Midwife Tips for Preconception Planning
I wanted to share my thought process around helping folks plan for a pregnancy, what I’ve done with my own clients, and some of the tools I recommend to get a sense of one’s overall wellness. To a certain extent, this varies depending on whether someone has been trying to get pregnant (and for how long), if they have a history of miscarriage, whether they have any specific health challenges that can impact fertility (like PCOS or endometriosis, for example), how recently they were on hormonal contraception, etc, but the basic approach is similar.
Also, I don’t really work with men all that much but there are some great recommendations for male (and female!) fertility and preconception planning in Fertility, Cycles and Nutrition by Marilyn Shannon.
Nutrition
I’ve gotten into permaculture over the past year and have learned a ton about soil. Preparing soil, feeding soil, composting, and so on. To grow a nice, fat, healthy tomato with tasty flavor and tons of nutrients, you need good soil. Babies are similar - they draw from what’s ready for them. And if you want to grow a baby that’s delicious enough to nibble on (this is a real thing), it’s good to start off from a healthy and nourished place.
I like to have all clients (pregnant or not) provide a three-day food journal, tracking everything they eat and drink, and whatever supplements and medications they take. This helps us identify what nutrients might be missing and give insight into where we can plug the gaps.
It’s helpful to begin taking a food-based prenatal vitamin 6-12 months before you intend to conceive (for example). I’m a big fan of cod liver oil as well, and here’s a guest post from midwife Shannon Staloch on how cod liver oil can assist fertility (she sent me a big bottle when I was pregnant!).

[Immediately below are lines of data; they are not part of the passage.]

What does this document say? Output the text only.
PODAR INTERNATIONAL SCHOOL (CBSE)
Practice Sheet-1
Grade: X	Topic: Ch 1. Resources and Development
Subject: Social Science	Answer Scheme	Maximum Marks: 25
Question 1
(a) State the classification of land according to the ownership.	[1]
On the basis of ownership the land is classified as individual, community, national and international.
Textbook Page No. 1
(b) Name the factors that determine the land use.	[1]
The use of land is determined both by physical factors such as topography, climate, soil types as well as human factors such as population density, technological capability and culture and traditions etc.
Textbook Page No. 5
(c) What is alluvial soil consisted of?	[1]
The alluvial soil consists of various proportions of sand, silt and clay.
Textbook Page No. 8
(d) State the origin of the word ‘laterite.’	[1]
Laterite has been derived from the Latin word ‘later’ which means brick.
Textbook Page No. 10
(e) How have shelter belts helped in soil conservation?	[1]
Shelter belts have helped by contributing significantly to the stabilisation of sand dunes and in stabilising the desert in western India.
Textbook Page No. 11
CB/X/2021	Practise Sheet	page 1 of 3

To better understand the nutritional needs of pregnancy, listen to this excellent podcast from Taking Back Birth, and for a good read that will change the way you think about nutrition, fertility, and pregnancy, check out Nina Planck’s Real Food for Mother and Baby.
Fertility Cycle Tracking
I love when people come to me having already learned to chart their cycles (which is more than just noting when someone gets their period on an app). If they don’t already know how to do it, then it’s useful to go through what happens during a normal cycle, what the various signs of increasing fertility are, how to track them, and how to interpret them. It’s a fantastic way to tune in to our bodies, and can be very helpful in identifying fertility challenges (even before they manifest in other ways).
Labwork
Here are some of the labs I recommend checking, and why.

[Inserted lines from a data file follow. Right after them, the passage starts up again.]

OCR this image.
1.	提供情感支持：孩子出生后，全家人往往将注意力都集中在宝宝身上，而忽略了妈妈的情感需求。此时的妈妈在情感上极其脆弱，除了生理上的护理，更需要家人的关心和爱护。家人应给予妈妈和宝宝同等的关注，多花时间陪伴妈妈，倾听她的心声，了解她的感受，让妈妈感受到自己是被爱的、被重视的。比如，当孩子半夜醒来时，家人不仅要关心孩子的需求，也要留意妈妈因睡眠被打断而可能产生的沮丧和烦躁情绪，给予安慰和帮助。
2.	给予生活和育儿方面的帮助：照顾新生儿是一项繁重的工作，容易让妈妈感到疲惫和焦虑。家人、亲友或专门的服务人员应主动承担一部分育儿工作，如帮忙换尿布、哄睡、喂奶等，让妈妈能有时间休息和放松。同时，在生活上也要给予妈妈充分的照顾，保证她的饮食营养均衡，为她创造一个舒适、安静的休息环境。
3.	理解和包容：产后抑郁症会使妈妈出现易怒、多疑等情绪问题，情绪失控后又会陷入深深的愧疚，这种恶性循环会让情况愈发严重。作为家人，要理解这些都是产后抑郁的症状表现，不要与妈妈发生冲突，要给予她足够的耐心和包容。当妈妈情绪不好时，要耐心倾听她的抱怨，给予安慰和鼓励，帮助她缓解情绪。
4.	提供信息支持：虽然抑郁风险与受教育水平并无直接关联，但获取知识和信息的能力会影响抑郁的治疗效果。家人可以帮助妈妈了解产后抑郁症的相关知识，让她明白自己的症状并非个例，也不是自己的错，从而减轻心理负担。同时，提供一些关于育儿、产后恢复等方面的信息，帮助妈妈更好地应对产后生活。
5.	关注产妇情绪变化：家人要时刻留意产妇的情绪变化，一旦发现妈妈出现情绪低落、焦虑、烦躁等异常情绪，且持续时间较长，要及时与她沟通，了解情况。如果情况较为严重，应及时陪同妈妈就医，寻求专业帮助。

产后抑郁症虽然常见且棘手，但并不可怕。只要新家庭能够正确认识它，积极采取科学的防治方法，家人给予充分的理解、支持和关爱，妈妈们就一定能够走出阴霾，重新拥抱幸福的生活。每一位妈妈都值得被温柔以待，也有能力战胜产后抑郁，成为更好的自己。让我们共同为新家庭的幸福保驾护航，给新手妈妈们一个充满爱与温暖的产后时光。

Complete blood count: Basically, this provides information about iron levels in the body, and whether someone might be anemic. If so, focus on blood building, including a diet rich in supportive foods and possibly supplements (like this one).

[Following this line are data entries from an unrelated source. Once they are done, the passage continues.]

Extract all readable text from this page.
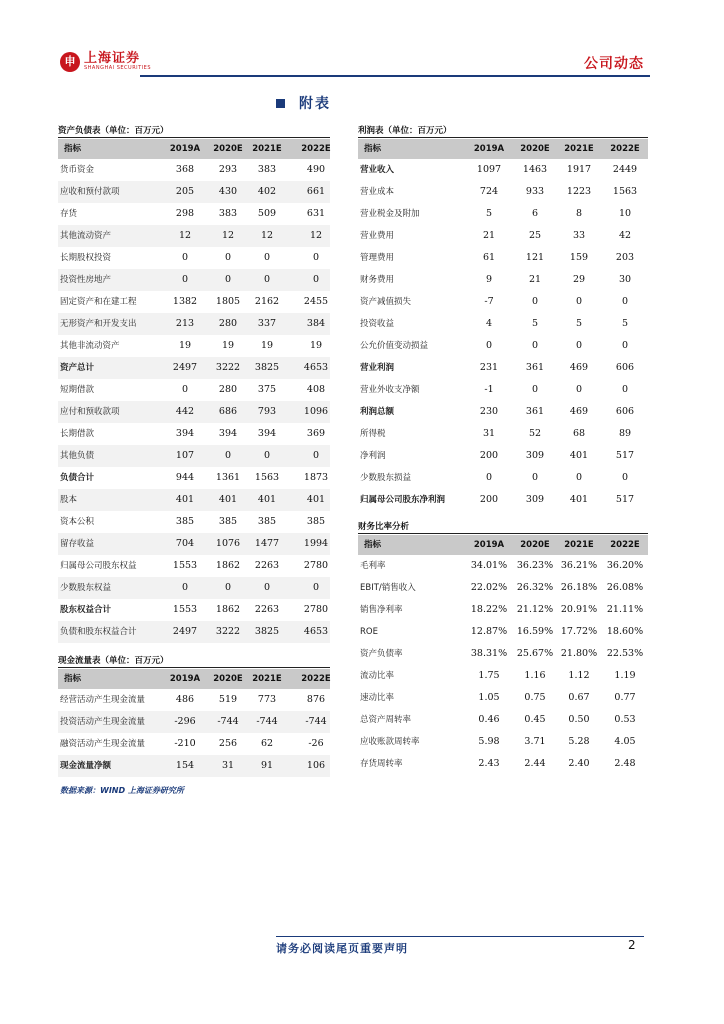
申 上海证券
SHANGHAI SECURITIES	公司动态
附表
资产负债表（单位：百万元）
指标	2019A	2020E	2021E	2022E
货币资金	368	293	383	490
应收和预付款项	205	430	402	661
存货	298	383	509	631
其他流动资产	12	12	12	12
长期股权投资	0	0	0	0
投资性房地产	0	0	0	0
固定资产和在建工程	1382	1805	2162	2455
无形资产和开发支出	213	280	337	384
其他非流动资产	19	19	19	19
资产总计	2497	3222	3825	4653
短期借款	0	280	375	408
应付和预收款项	442	686	793	1096
长期借款	394	394	394	369
其他负债	107	0	0	0
负债合计	944	1361	1563	1873
股本	401	401	401	401
资本公积	385	385	385	385
留存收益	704	1076	1477	1994
归属母公司股东权益	1553	1862	2263	2780
少数股东权益	0	0	0	0
股东权益合计	1553	1862	2263	2780
负债和股东权益合计	2497	3222	3825	4653
现金流量表（单位：百万元）
指标	2019A	2020E	2021E	2022E
经营活动产生现金流量	486	519	773	876
投资活动产生现金流量	-296	-744	-744	-744
融资活动产生现金流量	-210	256	62	-26
现金流量净额	154	31	91	106
利润表（单位：百万元）
指标	2019A	2020E	2021E	2022E
营业收入	1097	1463	1917	2449
营业成本	724	933	1223	1563
营业税金及附加	5	6	8	10
营业费用	21	25	33	42
管理费用	61	121	159	203
财务费用	9	21	29	30
资产减值损失	-7	0	0	0
投资收益	4	5	5	5
公允价值变动损益	0	0	0	0
营业利润	231	361	469	606
营业外收支净额	-1	0	0	0
利润总额	230	361	469	606
所得税	31	52	68	89
净利润	200	309	401	517
少数股东损益	0	0	0	0
归属母公司股东净利润	200	309	401	517
财务比率分析
指标	2019A	2020E	2021E	2022E
毛利率	34.01%	36.23% 36.21%	36.20%
EBIT/销售收入	22.02%	26.32% 26.18%	26.08%
销售净利率	18.22%	21.12% 20.91%	21.11%
ROE	12.87%	16.59% 17.72%	18.60%
资产负债率	38.31%	25.67% 21.80%	22.53%
流动比率	1.75	1.16	1.12	1.19
速动比率	1.05	0.75	0.67	0.77
总资产周转率	0.46	0.45	0.50	0.53
应收账款周转率	5.98	3.71	5.28	4.05
存货周转率	2.43	2.44	2.40	2.48
数据来源：WIND 上海证券研究所
请务必阅读尾页重要声明	2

Vitamin D3: Because low D levels are implicated in various issues in pregnancy, including preterm labor and high blood pressure. Additionally, low vitamin D levels are a factor in certain thyroid disorders which can make it harder to get pregnant. Vitamin D levels tend to be lower in people when they come off of estrogen-based contraceptives.
Thyroid Panel: This is a comprehensive look at what’s happening with the thyroid, which is one of the regulatory mechanisms for our bodies and which impacts fertility, pregnancy, and the postpartum. One in eight women will have a diagnosed thyroid disorder (typically Hashimoto’s Disease) in their lifetimes, and many, many more go undiagnosed. This is especially relevant if someone has had one or more miscarriages, preterm labors, difficulty making breastmilk or losing pregnancy weight, or postpartum depression. This podcast and blog post from Aviva Romm is an excellent introduction to why thyroid screening is important, which labs to request, and how to interpret the results. She has many other articles to explore about thyroid health.
Other possible labs to check would be blood sugar, to get a snapshot on possible blood sugar dysregulation, screening for sexually transmitted infections, screening for rubella immunity (folks who are not immune to rubella aka German measles have certain risks to their baby in pregnancy), folate and vitamin B12 levels (which can determine why someone’s iron is low if they’ve been getting plenty in their diet already), and anything else it might be helpful to know.
Emotions
People come to this process from all sorts of different places. Some are in high-stress life situations. Some people have never been pregnant before. Some have experienced losses. Some have had a challenging birth, maybe they’re now planning a VBAC. Some people have trauma or unresolved emotions that they want to move from their bodies to clear the way. So, preconception planning in a safe space is one way to explore how these feelings and experiences are present in the process, and to find out about helpful resources.
So that’s it! I’m sure there are all sorts of other cool things out there that people do to help prepare for pregnancy, like bodywork, journaling, spiritual practices, exercise, and so on.